Zimride, a social networking site designed to link carpoolers, enjoyed its most successful launch ever last week as the USC program opened, enrolling more than 1,500 students in a 72-hour period.
The company, named after co-founder John Zimmer, started up after winning an fbFund — a grant Facebook offers to application developers. Zimride already boasts a membership of more than 300,000 people in the United States and Canada, and has found early success at USC, which Zimmer claims is because of its integration with Facebook and partnership with USC Transportation.
Jeff Shields, associate director of USC Transportation, said the university decided to work with the company because it thought it would offer students an alternative way to travel.
“We were approached by Zimride several months ago, and after some considerable research, we felt their services would be a great benefit to the campus community,” Shields said.
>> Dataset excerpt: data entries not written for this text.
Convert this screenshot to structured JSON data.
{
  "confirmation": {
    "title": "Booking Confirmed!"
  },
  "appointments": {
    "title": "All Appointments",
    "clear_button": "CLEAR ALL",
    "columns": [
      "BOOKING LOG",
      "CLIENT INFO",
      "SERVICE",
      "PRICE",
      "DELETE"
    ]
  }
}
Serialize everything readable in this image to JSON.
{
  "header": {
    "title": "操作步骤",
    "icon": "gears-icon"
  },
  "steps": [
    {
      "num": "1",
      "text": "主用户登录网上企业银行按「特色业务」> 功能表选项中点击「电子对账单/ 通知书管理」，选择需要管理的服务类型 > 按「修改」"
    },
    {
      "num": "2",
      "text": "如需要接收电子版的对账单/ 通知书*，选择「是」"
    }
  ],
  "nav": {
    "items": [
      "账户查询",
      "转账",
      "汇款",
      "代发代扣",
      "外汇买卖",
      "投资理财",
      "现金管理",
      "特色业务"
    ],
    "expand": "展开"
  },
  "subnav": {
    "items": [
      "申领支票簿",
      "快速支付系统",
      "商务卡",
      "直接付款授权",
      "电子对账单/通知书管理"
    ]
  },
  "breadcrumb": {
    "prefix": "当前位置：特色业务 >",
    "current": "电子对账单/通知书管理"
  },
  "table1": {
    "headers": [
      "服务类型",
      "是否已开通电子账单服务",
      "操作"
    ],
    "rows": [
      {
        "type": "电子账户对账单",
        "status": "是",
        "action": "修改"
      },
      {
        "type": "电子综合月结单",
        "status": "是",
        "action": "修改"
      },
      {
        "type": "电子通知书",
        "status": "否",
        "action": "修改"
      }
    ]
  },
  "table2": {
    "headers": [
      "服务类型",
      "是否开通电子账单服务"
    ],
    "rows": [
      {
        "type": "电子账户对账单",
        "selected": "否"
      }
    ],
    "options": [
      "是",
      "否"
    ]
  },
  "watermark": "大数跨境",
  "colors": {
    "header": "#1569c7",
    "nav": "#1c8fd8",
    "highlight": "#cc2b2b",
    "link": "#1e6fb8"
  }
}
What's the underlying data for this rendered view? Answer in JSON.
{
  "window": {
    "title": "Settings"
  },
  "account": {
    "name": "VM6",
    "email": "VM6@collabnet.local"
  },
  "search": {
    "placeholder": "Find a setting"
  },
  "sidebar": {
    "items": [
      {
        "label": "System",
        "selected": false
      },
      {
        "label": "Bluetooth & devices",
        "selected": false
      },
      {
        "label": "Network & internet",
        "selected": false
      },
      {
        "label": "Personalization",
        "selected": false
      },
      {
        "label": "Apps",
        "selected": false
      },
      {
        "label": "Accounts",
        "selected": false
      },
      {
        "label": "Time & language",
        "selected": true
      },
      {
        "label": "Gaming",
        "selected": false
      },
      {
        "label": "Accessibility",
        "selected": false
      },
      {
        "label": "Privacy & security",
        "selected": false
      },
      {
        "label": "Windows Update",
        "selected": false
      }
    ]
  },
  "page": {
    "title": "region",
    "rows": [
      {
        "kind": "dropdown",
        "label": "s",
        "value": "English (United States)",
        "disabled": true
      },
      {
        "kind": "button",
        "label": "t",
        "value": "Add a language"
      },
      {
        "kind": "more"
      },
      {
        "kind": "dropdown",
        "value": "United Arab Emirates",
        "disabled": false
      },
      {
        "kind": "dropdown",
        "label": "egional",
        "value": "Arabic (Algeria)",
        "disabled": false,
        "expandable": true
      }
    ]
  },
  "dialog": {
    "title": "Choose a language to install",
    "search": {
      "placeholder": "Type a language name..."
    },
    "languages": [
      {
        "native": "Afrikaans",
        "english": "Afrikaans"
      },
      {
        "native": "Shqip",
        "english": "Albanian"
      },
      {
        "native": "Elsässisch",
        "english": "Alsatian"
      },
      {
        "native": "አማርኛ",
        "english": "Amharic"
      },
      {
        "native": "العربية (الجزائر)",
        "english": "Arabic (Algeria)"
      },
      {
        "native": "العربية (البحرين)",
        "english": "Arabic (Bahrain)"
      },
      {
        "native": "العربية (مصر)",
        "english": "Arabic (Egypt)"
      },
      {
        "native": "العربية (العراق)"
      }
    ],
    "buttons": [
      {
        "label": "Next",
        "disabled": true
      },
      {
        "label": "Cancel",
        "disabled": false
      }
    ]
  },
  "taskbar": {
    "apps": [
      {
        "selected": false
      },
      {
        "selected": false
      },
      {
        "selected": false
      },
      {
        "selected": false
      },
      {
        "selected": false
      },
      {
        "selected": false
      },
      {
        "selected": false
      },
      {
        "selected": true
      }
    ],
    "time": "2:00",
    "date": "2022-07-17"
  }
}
Students can log on to zimride.com/usc using their USC email address, type in their starting and ending locations, and are then matched to other users who either need a ride or are offering one.
The process is free for users, although Zimride charges a subscription fee for the companies and universities it works with.
The program, which began at Cornell University, has now spread to universities across the country, including UC Santa Barbara, Stanford and UCLA.
“Institutions have generally been very receptive to the idea,” Zimmer said. “The word is really getting out.”
Zimmer hopes online ride-sharing will grow in popularity since it offers people an affordable and reliable method of transportation. Much of its current success is because of its Facebook application, helping students
bypass the website’s registration and connect directly to carpools via Zimride on Facebook.
“There is so much upside with the service,” Shields said “Providing our customers with as many viable and affordable transportation options is truly our end goal.”
Despite its initial success on campus, many students said they had not heard of it and some are still hesitant.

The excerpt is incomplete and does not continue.